According to NASA, approximately 30 meteor showers occur each year that are visible to observers on Earth. The Perseid meteor shower was first observed in China about 2,000 years ago. When viewing conditions are good, sky watchers can expect to see as many as 30 to 100 meteors blazing overhead each hour during the Perseids. Ideal viewing conditions are clear, dark skies, and specifically International Dark Sky Parks, which we wrote about here, but you should be able to view the Perseids in an area away from light pollution. Viewers don’t need any special equipment: the naked eye is fine. Another component to ideal viewing is the phase of the moon. Too much moonlight can obscure a meteor shower. This year, the moon will be in a waxing crescent phase and will set several hours before the celestial fireworks really begin so conditions are ideal for the 2021 Perseids.
Meteor showers occur when the Earth crosses through fields of cosmic debris shed by passing comets and asteroids. Particles from asteroids or comets collide with the Earth’s atmosphere at speeds up to 133,000 mph and burns up in a brilliant flare of light — a Perseid meteor. Meteor showers are named after the constellation from where the shower appears to be coming from, known as the radiant. The Perseids is named after the constellation Perseus the Hero. In ancient Greek star lore, Perseus is the son of the god Zeus and the mortal Danaë. It is said that the Perseid shower commemorates the time when Zeus visited Danaë in a shower of gold.

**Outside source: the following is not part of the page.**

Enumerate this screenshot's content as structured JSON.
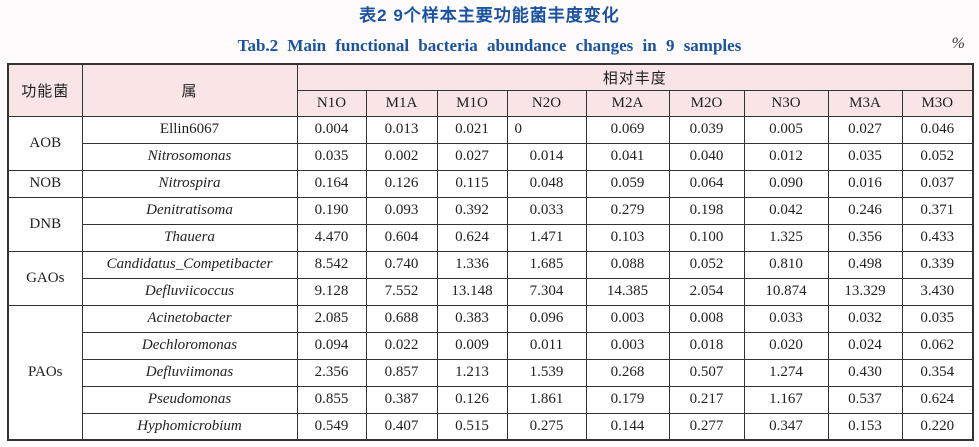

When watching meteor showers, viewers are seeing meteors ejected from the parent comet from earlier orbits – not the comet’s most recent orbit. This is because it takes time for debris from a comet’s orbit to drift into a position where it intersects with the Earth’s atmosphere. 
The Perseids is one of three ideal meteor showers that can be seen in 2021. The good news is that it is also the first, so there are two more chances to catch a celestial show, including the Draconid meteor shower that will peak around October 8-9th, and the South Taurid meteor shower on November 4-5th.